When the seven years elapsed, Congress enacted a controversial three-year extension. This still didn’t help the amendment meet the constitutional threshold of ratification by three-quarters of the states and it was understood that it died in 1982. Even its most ardent advocates did not dispute its expiration. The defeat of the ERA, by the way, was an example of how one person can sometimes make a world of difference in politics. Most observers agree that if the late faithful Catholic Phyllis Schlafly, who headed the Eagle Forum and Stop ERA organizations, had not been on the scene there is little doubt that the ERA would have become part of the Constitution.

But lo and behold, feminists and their allies—mostly in the Democratic Party—have now rediscovered the ERA and claim that there was no deadline for ratification and are pushing to supposedly finish the job. They also reject the validity of the previous rescissions. The new push started in 2017, when Nevada “ratified”—even though there was no longer an amendment to be voted on since the deadline passed decades ago. Then Illinois ratified in 2018 after failing to ratify during the 1972-1982 period despite massive pro-ERA efforts. Most recently, the push has been on in Arizona and Virginia to try to “put it over the top”—with the assumption that the previously stated congressional deadline and the rescissions are irrelevant.

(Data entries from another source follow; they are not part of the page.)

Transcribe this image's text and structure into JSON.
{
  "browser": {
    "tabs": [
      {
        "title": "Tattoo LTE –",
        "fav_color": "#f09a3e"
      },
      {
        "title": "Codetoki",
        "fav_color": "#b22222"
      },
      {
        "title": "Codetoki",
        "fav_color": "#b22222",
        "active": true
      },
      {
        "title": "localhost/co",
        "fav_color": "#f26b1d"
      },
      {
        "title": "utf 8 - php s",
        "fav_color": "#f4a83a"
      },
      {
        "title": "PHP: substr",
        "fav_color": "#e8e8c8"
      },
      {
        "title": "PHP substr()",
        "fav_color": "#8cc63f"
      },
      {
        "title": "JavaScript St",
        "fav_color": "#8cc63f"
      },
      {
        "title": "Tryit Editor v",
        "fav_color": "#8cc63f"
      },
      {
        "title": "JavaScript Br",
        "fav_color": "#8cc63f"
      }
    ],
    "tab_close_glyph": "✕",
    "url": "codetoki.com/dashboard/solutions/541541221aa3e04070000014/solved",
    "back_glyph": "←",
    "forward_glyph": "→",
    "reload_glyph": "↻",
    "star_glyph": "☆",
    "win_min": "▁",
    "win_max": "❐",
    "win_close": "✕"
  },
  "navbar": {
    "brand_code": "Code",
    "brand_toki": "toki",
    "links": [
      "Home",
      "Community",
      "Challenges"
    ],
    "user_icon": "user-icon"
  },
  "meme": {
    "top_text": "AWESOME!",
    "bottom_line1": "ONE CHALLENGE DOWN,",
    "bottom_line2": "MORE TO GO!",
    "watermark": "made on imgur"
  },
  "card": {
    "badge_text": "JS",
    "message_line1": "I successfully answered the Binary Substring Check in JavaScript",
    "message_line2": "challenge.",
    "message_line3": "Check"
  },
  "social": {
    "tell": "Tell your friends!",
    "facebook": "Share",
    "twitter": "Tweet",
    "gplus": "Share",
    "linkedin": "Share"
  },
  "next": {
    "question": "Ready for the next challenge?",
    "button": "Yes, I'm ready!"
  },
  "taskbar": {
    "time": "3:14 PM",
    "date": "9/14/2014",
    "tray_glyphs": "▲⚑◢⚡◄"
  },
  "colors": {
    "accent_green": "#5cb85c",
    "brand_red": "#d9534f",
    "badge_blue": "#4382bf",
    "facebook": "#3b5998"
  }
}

The evidence is entirely against these new ERA proponents and yet the media continues to report the false claim that only one more state ratification is needed for the amendment to succeed. The validity of the original 1979 deadline was understood by Congress—and especially its pro-ERA members—at the time. This was why, when the amendment couldn’t secure enough state ratifications by then, they moved to extend the deadline. It was also understood by the fact that the Supreme Court affirmed a lower federal district court decision that upheld the rescissions and rejected Congress’s authority to extend the deadline. Indeed, the ERA’s supporters acknowledged it was dead in 1982. The fact that the deadline did not appear in the text of the proposed ERA was consistent with changed congressional practice. The new practice included them in the resolutions proposing the amendments. Given that the ERA deadline was indeed there, Congress clearly intended the ratification process to end on a specific date.

 

Until the current strategy pretending that the lapsed amendment is still alive, ERA advocates in Congress since 1982 behaved as if they understood that the old proposal was dead. However, they have repeatedly introduced new versions of it. Tammy Baldwin, the avowed lesbian Democratic senator from Wisconsin, introduced legislation in 2011 when she was still in the House of Representatives to remove the 1982 deadline—implicitly acknowledging, of course, the deadline’s validity. What was constitutionally questionable was whether it would have made any difference had her initiative succeeded. If the deadline had ran out, the ERA proposal would have been dead and Congress would, by a vote of two-thirds of each house, have to vote on a new ERA proposal and the ratification process would have had to start anew. Even if Baldwin’s effort was playing fast and loose with the realities of constitutional amendment ratification deadlines, this current effort to just pick up where things had left off, as if there had been no deadline and no rescissions, is a greater violation of the rules. It allows favorable ratification requirements to be made up at a moment’s notice to ensure that their political agenda is unencumbered.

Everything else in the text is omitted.